The next part is to load the configuration into a value, appConfig, for the rest of the app to use. This is only a pattern, you may not want to always load configuration when the file is imported.

// Output the configuration and how to use it
export function outputConfiguration() {
  console.log(config.getUsage(struct, appConfig));
}

Finally we also expose a method to output the configuration and how to use it to the console. This will output something like this:

Usage:

| name         | type   | flag   | variable    | fallback               |
| ------------ | ------ | ------ | ----------- | ---------------------- |
| env          | string | ~      | NODE_ENV    | development            |
| meta.name    | string | ~      | APP_NAME    | my-app                 |
| meta.version | string | ~      | APP_VERSION | 1.2.3                  |
| server.port  | number | --port | APP_PORT    | 3000                   |
| server.url   | url    | ~      | SELF_URL    | http://localhost:3000/ |


Default:
{
  "env": "development",
  "server": {
    "port": 3000,
    "url": "http://localhost:3000/"
  },
  "meta": {
    "name": "my-app",
    "version": "1.2.3"
  }
}

You get a markdown table of the configuration and how to use it, what the default value is if you want to create a local file and the currently configured value is.

We could now add an extra command to our cli.js:

import { outputConfiguration } from "./config.js";

// previous code ...

if (import.meta.main) {
  if (command === "serve") await runServer();
  if (command === "config") await outputConfiguration();
}

More about Configuration →

Migrations

Migrations are Gruber primitive for safely transitioning between states of your application.

They are a directory of JavaScript files that are designed to be run in alphabetical order. Each migration is made up of an "up" and "down" function, one to perform the change, one to reverse it. Migrations will only be ran once, so you don't try to create the same table twice.
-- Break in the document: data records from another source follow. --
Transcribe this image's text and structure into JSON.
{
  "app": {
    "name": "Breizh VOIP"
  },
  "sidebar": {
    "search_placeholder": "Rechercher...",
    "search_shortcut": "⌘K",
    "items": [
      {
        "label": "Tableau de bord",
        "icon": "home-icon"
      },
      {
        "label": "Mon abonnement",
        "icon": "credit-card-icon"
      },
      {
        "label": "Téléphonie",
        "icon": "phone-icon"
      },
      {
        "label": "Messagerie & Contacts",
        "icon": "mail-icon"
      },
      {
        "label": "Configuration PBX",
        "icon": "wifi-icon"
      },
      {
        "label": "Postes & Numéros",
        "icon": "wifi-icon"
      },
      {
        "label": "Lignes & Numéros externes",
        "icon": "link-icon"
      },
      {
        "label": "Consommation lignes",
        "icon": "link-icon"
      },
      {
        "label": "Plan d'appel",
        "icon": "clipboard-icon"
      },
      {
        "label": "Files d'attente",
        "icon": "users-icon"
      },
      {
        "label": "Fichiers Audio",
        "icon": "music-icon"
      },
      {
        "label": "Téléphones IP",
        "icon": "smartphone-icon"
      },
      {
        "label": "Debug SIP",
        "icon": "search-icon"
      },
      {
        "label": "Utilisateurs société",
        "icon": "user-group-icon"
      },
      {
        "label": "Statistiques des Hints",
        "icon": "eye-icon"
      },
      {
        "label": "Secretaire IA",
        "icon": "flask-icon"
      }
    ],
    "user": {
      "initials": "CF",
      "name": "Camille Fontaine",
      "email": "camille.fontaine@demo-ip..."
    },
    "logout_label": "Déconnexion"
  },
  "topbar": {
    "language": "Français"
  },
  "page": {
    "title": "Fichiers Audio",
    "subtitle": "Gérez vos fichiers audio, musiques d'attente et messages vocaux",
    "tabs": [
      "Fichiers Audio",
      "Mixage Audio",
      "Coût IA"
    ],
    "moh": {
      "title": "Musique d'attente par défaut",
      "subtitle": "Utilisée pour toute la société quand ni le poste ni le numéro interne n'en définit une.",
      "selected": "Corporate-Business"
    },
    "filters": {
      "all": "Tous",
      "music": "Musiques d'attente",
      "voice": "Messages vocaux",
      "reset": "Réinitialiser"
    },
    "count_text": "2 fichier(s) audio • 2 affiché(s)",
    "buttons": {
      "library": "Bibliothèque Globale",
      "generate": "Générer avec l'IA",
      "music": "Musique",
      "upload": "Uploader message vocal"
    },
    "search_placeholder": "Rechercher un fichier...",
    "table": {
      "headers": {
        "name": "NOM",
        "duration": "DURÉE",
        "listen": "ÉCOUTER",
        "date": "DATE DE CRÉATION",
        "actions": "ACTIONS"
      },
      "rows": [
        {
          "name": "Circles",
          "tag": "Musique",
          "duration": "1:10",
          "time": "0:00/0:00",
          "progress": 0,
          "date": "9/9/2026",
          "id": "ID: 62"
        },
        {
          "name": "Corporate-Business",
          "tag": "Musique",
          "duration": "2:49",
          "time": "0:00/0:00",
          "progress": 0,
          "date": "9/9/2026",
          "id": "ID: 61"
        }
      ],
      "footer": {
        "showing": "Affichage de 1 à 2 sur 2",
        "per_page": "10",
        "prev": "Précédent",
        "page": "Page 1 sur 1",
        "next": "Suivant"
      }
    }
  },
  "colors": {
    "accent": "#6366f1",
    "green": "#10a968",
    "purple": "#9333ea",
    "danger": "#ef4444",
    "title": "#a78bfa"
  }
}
First, lets create a migration, migrations/001-add-people.js:

import { defineMigration } from "gruber";

export default defineMigration({
  async up(sql) {
    await sql`
			CREATE TABLE "people" (
				"id" SERIAL PRIMARY KEY,
				"created_at" TIMESTAMP NOT NULL DEFAULT NOW(),
				"name" VARCHAR(255) NOT NULL,
				"avatar_url" VARCHAR(255) DEFAULT NULL
			)
		`;
  },
  async down(sql) {
    await sql`
			DROP TABLE "people"
		`;
  },
});

You might want definePostgresMigration which is part of the Postgres module

Now we need to set up our database and use it in database.js

import postgres from "postgres";
import { loader, getPostgresMigrator } from "gruber";
import { appConfig } from "./config.js";

// This is a WIP syntax
export const useDatabase = loader(() => {
  return postgres(appConfig.database.url);
});

export async function runMigrations(dir = "up") {
  const migrator = await getPostgresMigrator({
    directory: new URL("./migrations/", import.meta.url),
    sql: await useDatabase(),
  });

  if (dir === "up") return migrator.up();
  if (dir === "down") return migrator.down();
}

Migrator is an agnostic primitive for migrating anything. The Postgres module provides a bespoke version for running database migrations. The agnostic version facilitates the preparation and running of migrations. With postgres, it uses that facilitation to add a migrations table to track which have been run and execute new ones.

loader is a utility to run a function once and cache the result for subsequent calls, it's a very basic "memo". It returns a method that either calls the factory function or returns the cached result. The name could be better.

This might be a "dependency"-esk module in the future, maybe defineDependency

Let's add a command that runs our migrations to cli.js

import { runMigrations } from "./database.js";

// previous code ...

if (import.meta.main) {
  if (command === "serve") await runServer();
  if (command === "config") await outputConfiguration();
  if (command === "migrate-up") await runMigrations("up");
  if (command === "migrate-down") await runMigrations("down");
}

Now we can run and un-run our migrations from the command line.

More about Migrations →

Testing

Coming soon

The basic principle is to call your routes directly from tests with TestingRouter and you can also override dependencies to mock/stub so you don't use your actual database.